Flip to God as an alternative of concern – Archbishop
The Archbishop of Canterbury
Archbishop of Canterbury, Justin Welby, used his sermon for the Church of England's first national virtual service to encourage people to look outside of others' needs and to remember "that life goes on."
The service was filmed in the crypt chapel at Lambeth Palace and broadcast live on Sunday morning via the Archbishop's Facebook page and 39 local BBC radio stations.
It was the Church of England's first national online service since public worship in 16,000 churches was discontinued.
The show coincided with Mother’s Day in the UK when many people were unable to celebrate personally with their mothers due to social distance.
It also coincided with a nationwide day of prayer and action attended by all the major Christian denominations in Britain.
The archbishop thanked people for being involved "at this strange time in the life of our world" and found that this year's Mother Sunday was "strange" given the restrictions on movement.
He said the nation was "torn between our need to keep life going" and "the fear and the isolation we face" when he said it was a good time to go Pray.
"Perhaps this means that this is a good Sunday for us to call our churches and our nation to pray and act," he said.
He continued by asking people to turn to God and think about how they could personally or virtually take care of those around them.
"In difficult times, we have a choice to focus on fear, on ourselves, on what we can't do. Or we can turn to God and let God make us pray for the world and that To let prayer flow into creative action, "he said.
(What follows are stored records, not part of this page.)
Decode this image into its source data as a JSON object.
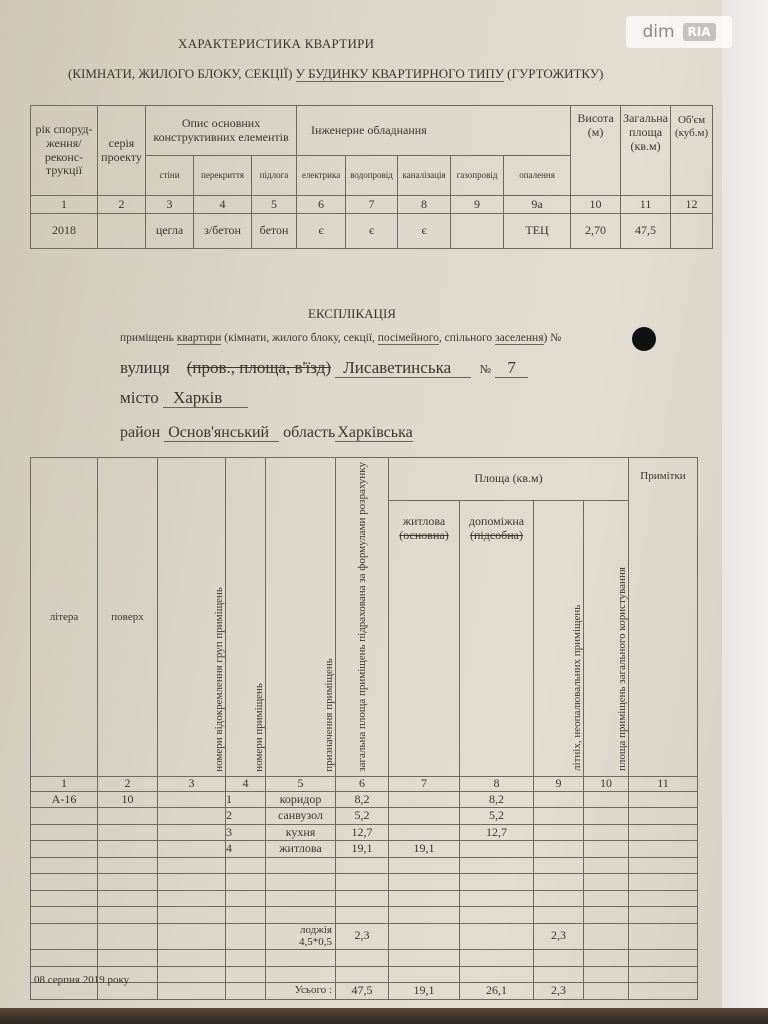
{
  "watermark": {
    "brand": "dim",
    "sub": "RIA"
  },
  "header": {
    "title": "ХАРАКТЕРИСТИКА КВАРТИРИ",
    "subtitle_pre": "(КІМНАТИ, ЖИЛОГО БЛОКУ, СЕКЦІЇ) ",
    "subtitle_mid": "У БУДИНКУ КВАРТИРНОГО ТИПУ",
    "subtitle_post": " (ГУРТОЖИТКУ)"
  },
  "characteristics": {
    "col_year": "рік споруд-ження/ реконс-трукції",
    "col_series": "серія проекту",
    "group_structural": "Опис основних конструктивних елементів",
    "group_engineering": "Інженерне обладнання",
    "col_height": "Висота (м)",
    "col_area": "Загальна площа (кв.м)",
    "col_volume": "Об'єм (куб.м)",
    "sub": [
      "стіни",
      "перекриття",
      "підлога",
      "електрика",
      "водопровід",
      "каналізація",
      "газопровід",
      "опалення"
    ],
    "numbers": [
      "1",
      "2",
      "3",
      "4",
      "5",
      "6",
      "7",
      "8",
      "9",
      "9а",
      "10",
      "11",
      "12"
    ],
    "row": [
      "2018",
      "",
      "цегла",
      "з/бетон",
      "бетон",
      "є",
      "є",
      "є",
      "",
      "ТЕЦ",
      "2,70",
      "47,5",
      ""
    ]
  },
  "explication": {
    "title": "ЕКСПЛІКАЦІЯ",
    "line1_pre": "приміщень ",
    "line1_u1": "квартири",
    "line1_mid": " (кімнати, жилого блоку, секції, ",
    "line1_u2": "посімейного",
    "line1_mid2": ", спільного ",
    "line1_u3": "заселення",
    "line1_post": ") №",
    "street_label": "вулиця",
    "street_struck": "(пров., площа, в'їзд)",
    "street_value": "Лисаветинська",
    "number_label": "№",
    "number_value": "7",
    "city_label": "місто",
    "city_value": "Харків",
    "district_label": "район",
    "district_value": "Основ'янський",
    "region_label": "область",
    "region_value": "Харківська"
  },
  "rooms_table": {
    "col_letter": "літера",
    "col_floor": "поверх",
    "col_groups": "номери відокремлення груп приміщень",
    "col_numbers": "номери приміщень",
    "col_purpose": "призначення приміщень",
    "col_total": "загальна площа приміщень підрахована за формулами розрахунку",
    "group_area": "Площа (кв.м)",
    "col_living": "житлова",
    "col_living_struck": "(основна)",
    "col_aux": "допоміжна",
    "col_aux_struck": "(підсобна)",
    "col_summer": "літніх, неопалювальних приміщень",
    "col_common": "площа приміщень загального користування",
    "col_notes": "Примітки",
    "numbers": [
      "1",
      "2",
      "3",
      "4",
      "5",
      "6",
      "7",
      "8",
      "9",
      "10",
      "11"
    ],
    "rows": [
      [
        "А-16",
        "10",
        "",
        "1",
        "коридор",
        "8,2",
        "",
        "8,2",
        "",
        "",
        ""
      ],
      [
        "",
        "",
        "",
        "2",
        "санвузол",
        "5,2",
        "",
        "5,2",
        "",
        "",
        ""
      ],
      [
        "",
        "",
        "",
        "3",
        "кухня",
        "12,7",
        "",
        "12,7",
        "",
        "",
        ""
      ],
      [
        "",
        "",
        "",
        "4",
        "житлова",
        "19,1",
        "19,1",
        "",
        "",
        "",
        ""
      ],
      [
        "",
        "",
        "",
        "",
        "",
        "",
        "",
        "",
        "",
        "",
        ""
      ],
      [
        "",
        "",
        "",
        "",
        "",
        "",
        "",
        "",
        "",
        "",
        ""
      ],
      [
        "",
        "",
        "",
        "",
        "",
        "",
        "",
        "",
        "",
        "",
        ""
      ],
      [
        "",
        "",
        "",
        "",
        "",
        "",
        "",
        "",
        "",
        "",
        ""
      ],
      [
        "",
        "",
        "",
        "",
        "лоджія 4,5*0,5",
        "2,3",
        "",
        "",
        "2,3",
        "",
        ""
      ],
      [
        "",
        "",
        "",
        "",
        "",
        "",
        "",
        "",
        "",
        "",
        ""
      ],
      [
        "",
        "",
        "",
        "",
        "",
        "",
        "",
        "",
        "",
        "",
        ""
      ],
      [
        "",
        "",
        "",
        "",
        "Усього :",
        "47,5",
        "19,1",
        "26,1",
        "2,3",
        "",
        ""
      ]
    ]
  },
  "footer": {
    "date": "08 серпня 2019 року"
  }
}
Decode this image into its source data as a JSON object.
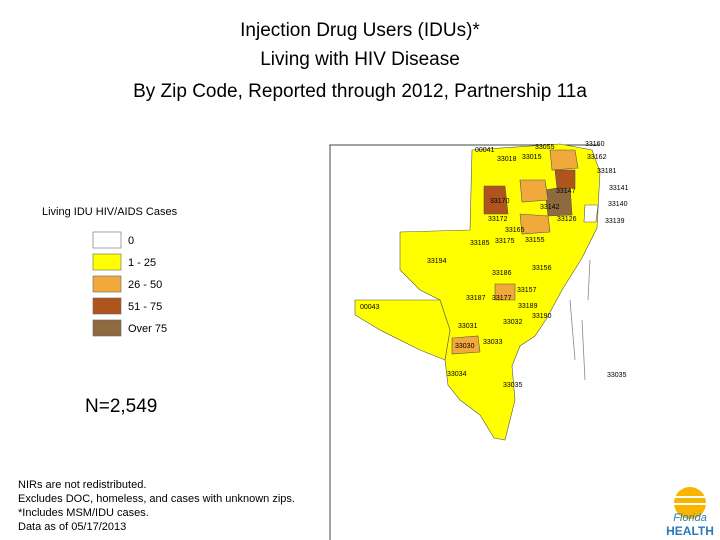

"There is a lot to celebrate in our churches," he said, adding that the unusual circumstances were an opportunity to "listen to God's caring love for us" and "turn to others."
Candles were lit during the service for mothers and anyone suffering from the coronavirus pandemic.
The archbishop said that the service "took place with the absolutely minimum number of employees and people required to carry it out".
In a word of encouragement to people who worship from home, he said, "Today we are separate in the room, but we still agree to worship together before the throne of God our Savior."